“Well,” replied Villiers, “he was an old college friend of mine.”
“You don’t say so? Have you ever seen his wife?”
“No, I haven’t. I have lost sight of Herbert for many years.”
“It’s queer, isn’t it, parting with a man at the college gate or at Paddington, seeing nothing of him for years, and then finding him pop up his head in such an odd place. But I should like to have seen Mrs. Herbert; people said extraordinary things about her.”
“What sort of things?”
“Well, I hardly know how to tell you. Everyone who saw her at the police court said she was at once the most beautiful woman and the most repulsive they had ever set eyes on. I have spoken to a man who saw her, and I assure you he positively shuddered as he tried to describe the woman, but he couldn’t tell why.

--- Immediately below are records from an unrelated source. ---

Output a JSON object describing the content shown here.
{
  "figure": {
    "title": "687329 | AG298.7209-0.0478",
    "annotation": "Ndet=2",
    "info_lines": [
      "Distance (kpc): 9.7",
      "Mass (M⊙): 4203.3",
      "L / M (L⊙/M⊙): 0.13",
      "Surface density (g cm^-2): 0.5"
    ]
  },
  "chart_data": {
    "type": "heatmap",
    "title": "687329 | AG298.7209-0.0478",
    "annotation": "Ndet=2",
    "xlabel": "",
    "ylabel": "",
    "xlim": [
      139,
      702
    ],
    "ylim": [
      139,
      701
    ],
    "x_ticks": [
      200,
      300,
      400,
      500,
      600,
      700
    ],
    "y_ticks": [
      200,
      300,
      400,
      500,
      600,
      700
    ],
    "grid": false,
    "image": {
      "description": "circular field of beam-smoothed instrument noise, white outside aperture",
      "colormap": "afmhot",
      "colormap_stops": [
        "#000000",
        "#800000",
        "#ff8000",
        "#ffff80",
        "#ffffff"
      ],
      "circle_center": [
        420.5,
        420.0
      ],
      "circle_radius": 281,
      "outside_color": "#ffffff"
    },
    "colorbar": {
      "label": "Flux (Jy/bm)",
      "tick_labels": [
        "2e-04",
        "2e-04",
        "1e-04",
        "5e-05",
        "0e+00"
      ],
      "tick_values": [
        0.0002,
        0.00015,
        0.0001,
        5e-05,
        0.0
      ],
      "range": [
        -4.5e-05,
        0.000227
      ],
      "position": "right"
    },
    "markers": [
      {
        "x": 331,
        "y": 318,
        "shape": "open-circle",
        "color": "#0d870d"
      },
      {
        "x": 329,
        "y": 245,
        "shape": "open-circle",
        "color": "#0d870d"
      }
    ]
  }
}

She seems to have been a sort of enigma; and I expect if that one dead man could have told tales, he would have told some uncommonly queer ones. And there you are again in another puzzle; what could a respectable country gentleman like Mr. Blank (we’ll call him that if you don’t mind) want in such a very queer house as Number 20? It’s altogether a very odd case, isn’t it?”

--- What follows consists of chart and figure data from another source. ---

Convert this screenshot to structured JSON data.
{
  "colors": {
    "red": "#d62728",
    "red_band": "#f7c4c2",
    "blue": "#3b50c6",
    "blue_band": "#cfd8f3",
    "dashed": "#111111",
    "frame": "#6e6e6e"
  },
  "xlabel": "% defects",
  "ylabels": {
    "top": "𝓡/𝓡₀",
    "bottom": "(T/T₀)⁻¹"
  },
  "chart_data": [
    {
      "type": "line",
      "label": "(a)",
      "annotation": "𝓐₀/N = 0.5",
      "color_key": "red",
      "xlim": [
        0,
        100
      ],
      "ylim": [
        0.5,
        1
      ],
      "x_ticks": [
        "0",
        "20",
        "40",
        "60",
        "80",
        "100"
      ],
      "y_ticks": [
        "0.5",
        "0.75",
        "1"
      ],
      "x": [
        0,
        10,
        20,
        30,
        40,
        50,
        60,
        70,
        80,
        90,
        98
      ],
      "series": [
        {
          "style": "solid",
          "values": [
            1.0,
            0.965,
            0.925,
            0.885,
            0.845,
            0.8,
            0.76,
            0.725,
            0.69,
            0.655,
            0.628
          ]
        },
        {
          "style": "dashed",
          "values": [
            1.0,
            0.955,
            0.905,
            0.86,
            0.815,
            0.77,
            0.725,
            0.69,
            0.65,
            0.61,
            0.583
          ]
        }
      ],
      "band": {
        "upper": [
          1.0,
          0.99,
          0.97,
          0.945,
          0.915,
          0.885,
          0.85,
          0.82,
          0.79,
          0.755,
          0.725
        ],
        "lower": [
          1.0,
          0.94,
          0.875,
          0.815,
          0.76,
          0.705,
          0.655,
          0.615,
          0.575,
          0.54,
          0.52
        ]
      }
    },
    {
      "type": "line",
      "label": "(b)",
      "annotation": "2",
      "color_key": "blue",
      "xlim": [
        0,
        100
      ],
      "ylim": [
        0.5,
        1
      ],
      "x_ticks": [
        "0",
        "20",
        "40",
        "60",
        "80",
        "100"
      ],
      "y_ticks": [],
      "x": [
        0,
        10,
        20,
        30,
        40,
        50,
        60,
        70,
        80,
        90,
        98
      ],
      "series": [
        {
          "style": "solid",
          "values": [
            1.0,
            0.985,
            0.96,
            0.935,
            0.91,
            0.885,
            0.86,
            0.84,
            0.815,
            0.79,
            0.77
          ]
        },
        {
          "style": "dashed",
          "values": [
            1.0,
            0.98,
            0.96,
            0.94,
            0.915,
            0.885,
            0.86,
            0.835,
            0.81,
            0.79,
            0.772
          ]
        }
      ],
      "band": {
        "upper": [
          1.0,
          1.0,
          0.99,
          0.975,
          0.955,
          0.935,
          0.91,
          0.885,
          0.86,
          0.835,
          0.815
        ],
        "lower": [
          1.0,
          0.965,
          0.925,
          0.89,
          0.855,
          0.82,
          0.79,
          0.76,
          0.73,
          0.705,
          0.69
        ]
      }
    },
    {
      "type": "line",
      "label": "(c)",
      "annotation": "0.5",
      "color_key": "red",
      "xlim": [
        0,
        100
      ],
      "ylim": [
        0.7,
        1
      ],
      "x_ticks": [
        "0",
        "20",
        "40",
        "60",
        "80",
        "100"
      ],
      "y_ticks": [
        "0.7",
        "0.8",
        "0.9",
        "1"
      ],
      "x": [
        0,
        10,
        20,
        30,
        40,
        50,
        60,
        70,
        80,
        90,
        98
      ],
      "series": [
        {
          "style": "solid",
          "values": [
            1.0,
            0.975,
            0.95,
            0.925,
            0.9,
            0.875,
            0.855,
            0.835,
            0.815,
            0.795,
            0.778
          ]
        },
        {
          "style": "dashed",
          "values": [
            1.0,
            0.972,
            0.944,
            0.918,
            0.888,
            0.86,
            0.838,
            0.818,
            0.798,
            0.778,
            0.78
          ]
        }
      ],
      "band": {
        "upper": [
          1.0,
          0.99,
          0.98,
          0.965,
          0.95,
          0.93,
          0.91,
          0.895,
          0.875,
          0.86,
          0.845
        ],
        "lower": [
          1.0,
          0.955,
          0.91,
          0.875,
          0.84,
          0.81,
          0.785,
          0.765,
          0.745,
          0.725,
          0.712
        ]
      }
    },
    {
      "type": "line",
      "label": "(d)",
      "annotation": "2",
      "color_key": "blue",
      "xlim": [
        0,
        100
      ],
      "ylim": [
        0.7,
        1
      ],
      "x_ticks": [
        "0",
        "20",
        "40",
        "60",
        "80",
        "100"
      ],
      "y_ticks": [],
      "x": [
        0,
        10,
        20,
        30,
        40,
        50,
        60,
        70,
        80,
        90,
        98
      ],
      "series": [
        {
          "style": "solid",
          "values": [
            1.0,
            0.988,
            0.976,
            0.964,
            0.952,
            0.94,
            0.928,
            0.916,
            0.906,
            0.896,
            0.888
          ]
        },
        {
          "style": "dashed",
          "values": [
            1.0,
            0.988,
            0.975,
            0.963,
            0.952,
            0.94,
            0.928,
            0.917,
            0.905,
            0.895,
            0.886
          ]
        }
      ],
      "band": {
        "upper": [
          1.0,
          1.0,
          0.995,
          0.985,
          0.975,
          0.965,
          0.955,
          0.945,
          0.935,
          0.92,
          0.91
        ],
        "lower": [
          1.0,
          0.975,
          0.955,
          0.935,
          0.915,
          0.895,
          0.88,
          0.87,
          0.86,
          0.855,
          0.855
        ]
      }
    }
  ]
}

“It is indeed, Austin; an extraordinary case. I didn’t think, when I asked you about my old friend, I should strike on such strange metal. Well, I must be off; good-day.”
Villiers went away, thinking of his own conceit of the Chinese boxes; here was quaint workmanship indeed.
IV
THE DISCOVERY IN PAUL STREET
A few months after Villiers’ meeting with Herbert, Mr. Clarke was sitting, as usual, by his after-dinner hearth, resolutely guarding his fancies from wandering in the direction of the bureau. For more than a week he had succeeded in keeping away from the “Memoirs,” and he cherished hopes of a complete self-reformation; but, in spite of his endeavours, he could not hush the wonder and the strange curiosity that the last case he had written down had excited within him. He had put the case, or rather the outline of it, conjecturally to a scientific friend, who shook his head, and thought Clarke getting queer, and on this particular evening Clarke was making an effort to rationalize the story, when a sudden knock at the door roused him from his meditations.
“Mr. Villiers to see you sir.”
“Dear me, Villiers, it is very kind of you to look me up; I have not seen you for many months; I should think nearly a year. Come in, come in. And how are you, Villiers? Want any advice about investments?”
“No, thanks, I fancy everything I have in that way is pretty safe. No, Clarke, I have really come to consult you about a rather curious matter that has been brought under my notice of late. I am afraid you will think it all rather absurd when I tell my tale. I sometimes think so myself, and that’s just what I made up my mind to come to you, as I know you’re a practical man.”